Table 2. Comparison of the Literature for Transcatheter Arterial Chemoembolization and Chemoradiation in Patients With Hepatocellular Carcinoma
Currently, we also have the option of using multikinase inhibitors, such as sorafenib, for the treatment of HCC, and recent data indicated that sorafenib produced an improvement in survival by several weeks.25 One of the outcomes for our patients was the secondary development of new tumors in other areas of the liver (Fig. 3), which is a natural progression for HCC in cirrhotic patients.
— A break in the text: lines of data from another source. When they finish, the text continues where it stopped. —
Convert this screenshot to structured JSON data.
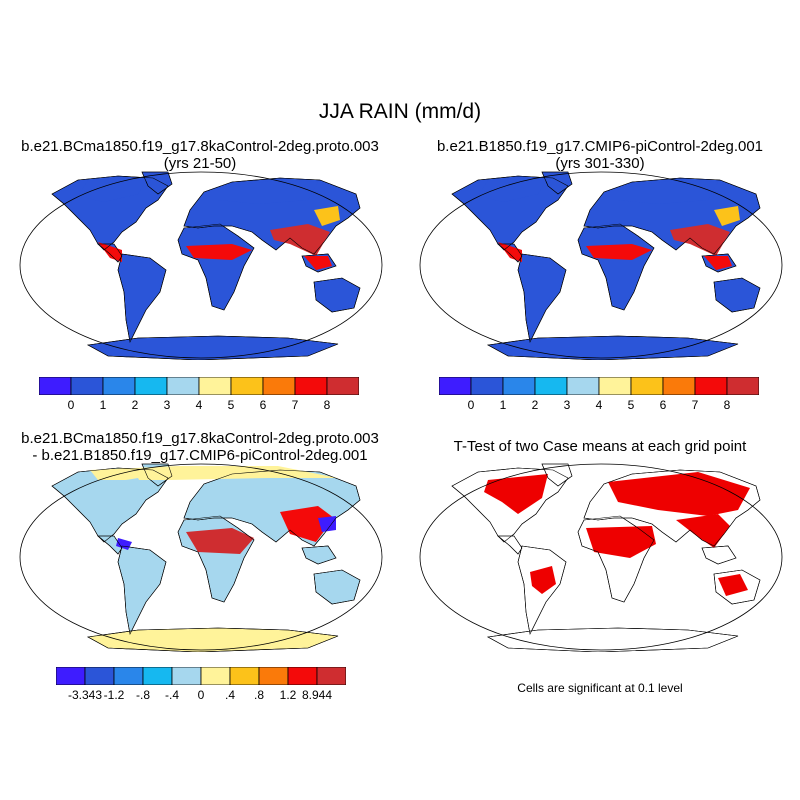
{
  "figure": {
    "main_title": "JJA RAIN (mm/d)"
  },
  "panels": {
    "case_mean": {
      "title_line1": "b.e21.BCma1850.f19_g17.8kaControl-2deg.proto.003",
      "title_line2": "(yrs 21-50)"
    },
    "control_mean": {
      "title_line1": "b.e21.B1850.f19_g17.CMIP6-piControl-2deg.001",
      "title_line2": "(yrs 301-330)"
    },
    "difference": {
      "title_line1": "b.e21.BCma1850.f19_g17.8kaControl-2deg.proto.003",
      "title_line2": "- b.e21.B1850.f19_g17.CMIP6-piControl-2deg.001"
    },
    "ttest": {
      "title": "T-Test of two Case means at each grid point",
      "note": "Cells are significant at 0.1 level"
    }
  },
  "colorbars": {
    "mean": {
      "colors": [
        "#3e1cff",
        "#2b55d8",
        "#2a86ea",
        "#16b8f0",
        "#a6d7ee",
        "#fff39a",
        "#fcc21a",
        "#fa7a0a",
        "#f40a0a",
        "#cf2d30"
      ],
      "labels": [
        "0",
        "1",
        "2",
        "3",
        "4",
        "5",
        "6",
        "7",
        "8"
      ]
    },
    "diff": {
      "colors": [
        "#3e1cff",
        "#2b55d8",
        "#2a86ea",
        "#16b8f0",
        "#a6d7ee",
        "#fff39a",
        "#fcc21a",
        "#fa7a0a",
        "#f40a0a",
        "#cf2d30"
      ],
      "labels": [
        "-3.343",
        "-1.2",
        "-.8",
        "-.4",
        "0",
        ".4",
        ".8",
        "1.2",
        "8.944"
      ]
    }
  },
  "significance_color": "#ee0000",
  "ocean_color": "#ffffff",
  "land_outline_color": "#000000"
}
Adjuvant therapy for our chemoradiation patients after ablative locoregional therapy has been completed and may be used to reduce the development of new sites of disease in the liver. In the future, a combination of these approaches may improve survival and quality of life for patients with HCC.
Conflict of Interest Disclosures
Tyvin A. Rich has received honoraria from Roche and is a member of the Capecitabine Speakers' Bureau.